I have been re-reading an interesting article by Sören Asmus I am more than you think - Fragments and Diversity within. The essay explores identity and how the idea of fragments can actually help to put identity together. I was particularly struck by reference to Henning Luther's theology of fragments as formative for identity - fragments of the the past, fragments of the future and fragments of relationships to others. Asmus writes about interesting elements from on how we construct modern identity citing Anthony Giddens, Bonhoeffer and Amin Maalouf amongst others, but I think what I like is how he ends by pointing to the idea of developing a pilgrimage identity as a way of holding things together in a tension of movement. It's not easy for me to explain why I find this so moving and meaningful at the moment but I do.
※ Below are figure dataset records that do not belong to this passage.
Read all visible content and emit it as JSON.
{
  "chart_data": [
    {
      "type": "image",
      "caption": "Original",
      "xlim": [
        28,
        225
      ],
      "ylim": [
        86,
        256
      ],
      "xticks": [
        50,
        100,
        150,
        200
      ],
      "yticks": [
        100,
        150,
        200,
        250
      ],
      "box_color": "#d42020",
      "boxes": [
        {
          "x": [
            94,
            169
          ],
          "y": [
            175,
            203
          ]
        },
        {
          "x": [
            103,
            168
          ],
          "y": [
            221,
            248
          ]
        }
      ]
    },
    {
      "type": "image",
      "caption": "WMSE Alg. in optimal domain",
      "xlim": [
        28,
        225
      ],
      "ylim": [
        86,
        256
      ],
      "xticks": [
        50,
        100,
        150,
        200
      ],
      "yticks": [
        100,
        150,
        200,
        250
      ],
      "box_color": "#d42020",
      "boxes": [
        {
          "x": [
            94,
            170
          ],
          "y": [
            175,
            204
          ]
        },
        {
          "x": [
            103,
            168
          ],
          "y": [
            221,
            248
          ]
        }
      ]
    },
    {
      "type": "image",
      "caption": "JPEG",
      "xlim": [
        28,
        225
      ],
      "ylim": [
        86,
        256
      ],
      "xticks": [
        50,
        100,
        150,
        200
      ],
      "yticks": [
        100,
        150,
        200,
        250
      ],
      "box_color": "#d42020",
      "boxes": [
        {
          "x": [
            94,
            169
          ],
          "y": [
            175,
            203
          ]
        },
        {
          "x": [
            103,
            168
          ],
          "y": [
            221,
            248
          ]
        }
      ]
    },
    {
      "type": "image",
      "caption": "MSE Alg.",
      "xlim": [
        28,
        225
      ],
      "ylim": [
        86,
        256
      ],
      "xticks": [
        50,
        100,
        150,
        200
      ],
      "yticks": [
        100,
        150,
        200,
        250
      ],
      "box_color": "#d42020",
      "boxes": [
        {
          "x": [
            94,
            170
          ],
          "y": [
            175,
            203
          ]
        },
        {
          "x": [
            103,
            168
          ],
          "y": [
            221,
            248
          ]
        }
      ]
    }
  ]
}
Here's how the essay ends, with a prayer from Jan Comenius:
As we are called to live our lives as being on our way to an aim which we will not fulfil, but which is promised to us, we might as well learn to develop the identity of a pilgrim people: the awareness that we do not “hold an identity”, but we are called to become what we are not yet. The theologian, pedagogue and reformer, Jan Amos KOMENSKY (COMENIUS), being a migrant for most of his life, expressed this attitude:
“I thank my God, Who has wanted that I shall be a man of longing for all my life. I praise Thee, my saviour, that You have given me on Earth no native country and no home. Thereby You saved me from the folly to mistake the accidental for the substantial, the way for the aim, the striving for the peace, the shelter for the home, the wandering for the native country.”